6. When the appeal was called on for hearing the parties accepted that there was only one convention reason that the Judge could have had in mind, namely membership of a particular social group. Although the phrase is not to be found in the decision, I am satisfied that when the decision is read as a whole it is plain that the Judge was finding that this applied to the Appellant. Both men and women can form the members of a particular social group, as those at risk of "honour" based violence. It is plain from the decision that the Judge concluded that the Appellant faced such a risk.
7. Accordingly either the decision discloses no error of law at all because when read as a whole it is tolerably obvious that the Judge could only have been referring to membership of such a particular social group, or, there was no material error. If the Upper Tribunal were to remake the decision based upon the Judge's unchallenged findings of fact then in my judgement the conclusion would inevitably be reached that the Appellant was a member of such a social group.
8. In the circumstances I am satisfied that notwithstanding the grant of permission the grounds identify no arguable material error of law. The Judge's decision to dismiss the appeal must therefore stand.




DECISION
The Decision of the First Tier Tribunal which was promulgated on 3 February 2017 did not involve the making of an error of law in the decision to dismiss the appeal that requires that decision to be set aside and remade. That decision is accordingly confirmed.

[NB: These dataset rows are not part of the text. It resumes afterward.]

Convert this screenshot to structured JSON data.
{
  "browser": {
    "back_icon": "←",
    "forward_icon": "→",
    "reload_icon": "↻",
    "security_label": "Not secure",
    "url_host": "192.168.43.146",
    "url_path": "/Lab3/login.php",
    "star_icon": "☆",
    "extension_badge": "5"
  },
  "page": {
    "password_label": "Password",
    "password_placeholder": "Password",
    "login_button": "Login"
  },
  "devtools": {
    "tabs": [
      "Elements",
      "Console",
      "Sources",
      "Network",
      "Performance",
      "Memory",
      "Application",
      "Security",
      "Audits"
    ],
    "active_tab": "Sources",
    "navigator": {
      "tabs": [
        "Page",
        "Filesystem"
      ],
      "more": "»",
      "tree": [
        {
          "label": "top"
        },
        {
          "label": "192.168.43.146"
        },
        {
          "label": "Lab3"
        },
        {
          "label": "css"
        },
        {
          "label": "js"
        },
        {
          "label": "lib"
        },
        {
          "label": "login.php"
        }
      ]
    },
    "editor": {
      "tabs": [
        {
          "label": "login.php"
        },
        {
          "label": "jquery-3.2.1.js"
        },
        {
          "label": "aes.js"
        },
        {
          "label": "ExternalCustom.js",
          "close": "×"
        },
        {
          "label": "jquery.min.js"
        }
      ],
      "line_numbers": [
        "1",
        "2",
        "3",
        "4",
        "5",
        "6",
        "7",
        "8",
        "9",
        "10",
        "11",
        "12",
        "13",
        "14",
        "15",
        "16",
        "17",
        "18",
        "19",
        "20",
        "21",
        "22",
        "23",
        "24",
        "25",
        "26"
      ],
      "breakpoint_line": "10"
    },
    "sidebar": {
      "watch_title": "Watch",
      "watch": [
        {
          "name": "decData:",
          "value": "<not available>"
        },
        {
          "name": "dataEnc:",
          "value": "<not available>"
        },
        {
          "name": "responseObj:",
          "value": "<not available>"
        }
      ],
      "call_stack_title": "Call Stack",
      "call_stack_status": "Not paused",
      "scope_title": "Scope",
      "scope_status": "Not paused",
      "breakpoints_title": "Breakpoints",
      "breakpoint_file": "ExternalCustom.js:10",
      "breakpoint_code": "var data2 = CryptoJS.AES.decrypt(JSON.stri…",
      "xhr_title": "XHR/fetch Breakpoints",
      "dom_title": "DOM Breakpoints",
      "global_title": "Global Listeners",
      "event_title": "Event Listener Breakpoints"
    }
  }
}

Deputy Upper Tribunal Judge JM Holmes
Dated 2 November 2017




Direction regarding anonymity - Rule 14 Tribunal Procedure (Upper Tribunal) Rules 2008
Unless and until the Tribunal directs otherwise the Appellant is granted anonymity throughout these proceedings. No report of these proceedings shall directly or indirectly identify him. This direction applies both to the Appellant and to the Respondent. Failure to comply with this direction could lead to proceedings being brought for contempt of court.